Mulligan: In my 20 years as a CHRO, I take pride in being continually focused on technology, future trends in HR and creating unique best practices that embrace technologically forward ideas. This is one of the reasons why I was so excited to join Vulcan in 2017–working for a company that uses technology to solve the world’s toughest problems. Now at AI2, it is thrilling to be working for an organization at the forefront of AI breakthroughs. I can’t wait to join our illustrious team of AI researchers in utilizing AI to improve our own internal HR practices. That really excites me. I’m looking forward to putting into play enhanced AI utilization in recruiting, onboarding, training and other basic HR functions.
HRE: You have extensive DE&I experience–from that perspective, where do you see the most opportunity for AI when it comes to advancing workplace DE&I?
Mulligan: There are many potentials here that I see–the obvious being the increased use of AI in the talent acquisition process. Here, companies should be able to see measurable and definite results in the basic recruiting metrics, namely screening of applicants, including rooting out bias in this process. In regards to inclusion and belonging, there are many opportunities for AI, including the way we conduct pulse surveys, use chatbots to assist our employees and in the way we deliver training on topics, including DEI training.
HRE: As AI becomes more embedded in the HR function, what kind of skills development do today’s HR professionals need around the deployment of ethical AI?
Mulligan: I would definitely say that a fundamental skill would be the capacity to embrace change and be willing (and excited, for that matter) about the possibilities that innovation and technology can bring to your HR team and practice. This will also include a strong reliance on having a dedicated HR tech manager or a strong partnership with your IT department. Utilizing AI takes a great deal of strategy and planning–for example, implementing an effective HR chatbot–and an HR team ready to rise up to the challenge.
HRE: What was your day one priority when you started the CHRO role at AI2, particularly since you’re the first person to hold this position?

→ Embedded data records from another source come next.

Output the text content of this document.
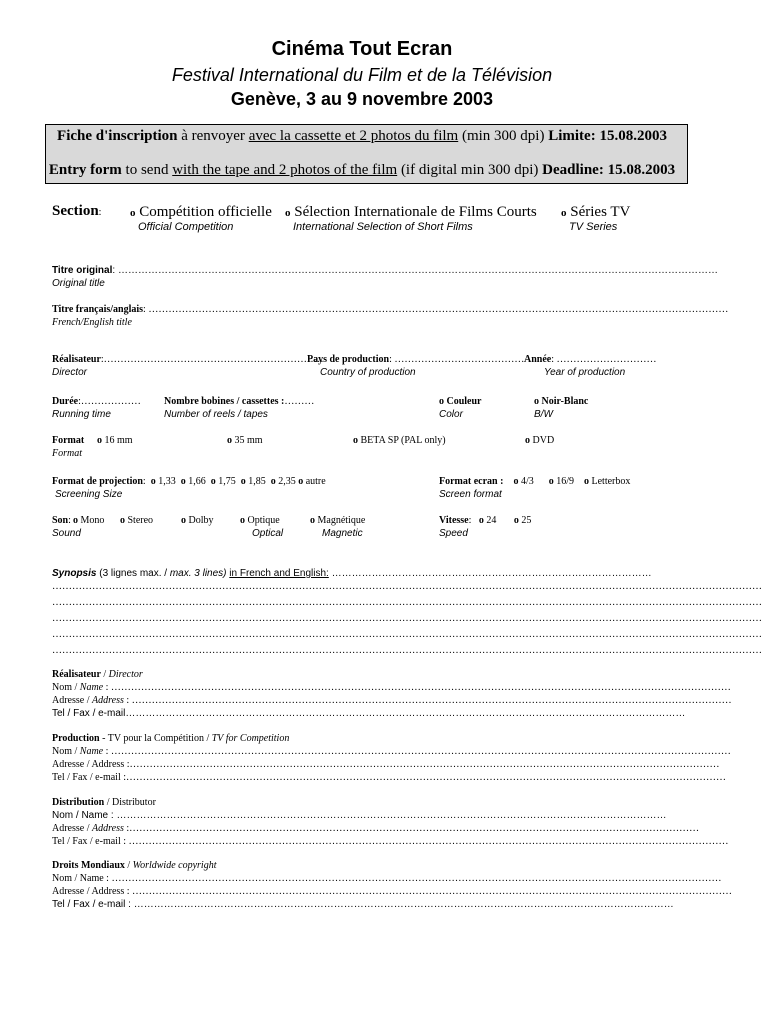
Cinéma Tout Ecran
Festival International du Film et de la Télévision
Genève, 3 au 9 novembre 2003
Fiche d'inscription à renvoyer avec la cassette et 2 photos du film (min 300 dpi) Limite: 15.08.2003
Entry form to send with the tape and 2 photos of the film (if digital min 300 dpi) Deadline: 15.08.2003
Section:	o Compétition officielle
Official Competition
o Sélection Internationale de Films Courts
International Selection of Short Films
o Séries TV
TV Series
Titre original: ………………………………………………………………………………………………………………………………………………………………
Original title
Titre français/anglais: …………………………………………………………………………………………………………………………………………………………
French/English title
Réalisateur:…………………………………………………………
Director
Pays de production: …………………………………
Country of production
Année: …………………………
Year of production
Durée:………………
Running time
Nombre bobines / cassettes :………
Number of reels / tapes
o Couleur
Color
o Noir-Blanc
B/W
Format
Format
o 16 mm	o 35 mm	o BETA SP (PAL only)	o DVD
Format de projection:  o 1,33 o 1,66 o 1,75 o 1,85 o 2,35 o autre
Screening Size
Format ecran : o 4/3 o 16/9 o Letterbox
Screen format
Son:
Sound
o Mono o Stereo	o Dolby	o Optique
Optical
o Magnétique
Magnetic
Vitesse:   o 24 o 25
Speed
Synopsis (3 lignes max. / max. 3 lines) in French and English: ……………………………………………………………………………………
……………………………………………………………………………………………………………………………………………………………………………………………
……………………………………………………………………………………………………………………………………………………………………………………………
……………………………………………………………………………………………………………………………………………………………………………………………
……………………………………………………………………………………………………………………………………………………………………………………………
……………………………………………………………………………………………………………………………………………………………………………………………
Réalisateur / Director
Nom / Name : ……………………………………………………………………………………………………………………………………………………………………
Adresse / Address : ………………………………………………………………………………………………………………………………………………………………
Tel / Fax / e-mail……………………………………………………………………………………………………………………………………………………
Production - TV pour la Compétition / TV for Competition
Nom / Name : ……………………………………………………………………………………………………………………………………………………………………
Adresse / Address :……………………………………………………………………………………………………………………………………………………………
Tel / Fax / e-mail :………………………………………………………………………………………………………………………………………………………………
Distribution / Distributor
Nom / Name : …………………………………………………………………………………………………………………………………………………
Adresse / Address :………………………………………………………………………………………………………………………………………………………
Tel / Fax / e-mail : ………………………………………………………………………………………………………………………………………………………………
Droits Mondiaux / Worldwide copyright
Nom / Name : …………………………………………………………………………………………………………………………………………………………………
Adresse / Address : ………………………………………………………………………………………………………………………………………………………………
Tel / Fax / e-mail : ………………………………………………………………………………………………………………………………………………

Mulligan: My day one priority here at AI2 is to really be a strategic partner for our CEO, Oren Etzioni, and the organization overall. As for specific initiatives that are at the top of my list, I am working toward creating a strategic plan and vision for HR at AI2, which will include immediate initiatives around DEI, HR technology and innovative ways to recruit and retain top talent.
HRE: What role will the talent, current and future, at AI2 play in the organization’s plans for rapid growth?
Mulligan: Talent is key. At AI2, we hire experts in the AI space, and we work hard to keep our team very motivated and engaged. We are a nonprofit organization, and thus need to be very creative and intentional in how we compete with the for-profit tech industry. We are also rethinking how our employees work. We have recently announced that we are a true hybrid organization with regards to working location. After having proven during the pandemic how effective remote working can be for our institute and how important it is to our current employees–as well as how much it is on the mind of nearly every new applicant and recruit we interact with–we are embracing a flexible remote work policy.
HRE: How do you think the events of the last year-and-a-half–particularly the pandemic and the push for racial equality–will permanently reshape the role of the HR leader?
Mulligan: The last year-and-a-half has fundamentally changed the role of the CHRO in my opinion. As sad and distressing and stressful as the world has been since early 2020, it’s been an immensely educational, eye-opening and transformational time for HR team members. We are now more tuned into the employee experience than ever–what our employees are going through emotionally and physically, and how the HR team really needs to step up and be that beacon of hope, help and resilience for our employees. We have improved our benefits, improved our wellness programs, strongly reinforced our DEI programs, changed our policies and led the sweeping culture changes in our organizations. And hopefully, we are now much stronger, more effective and indispensable than ever before.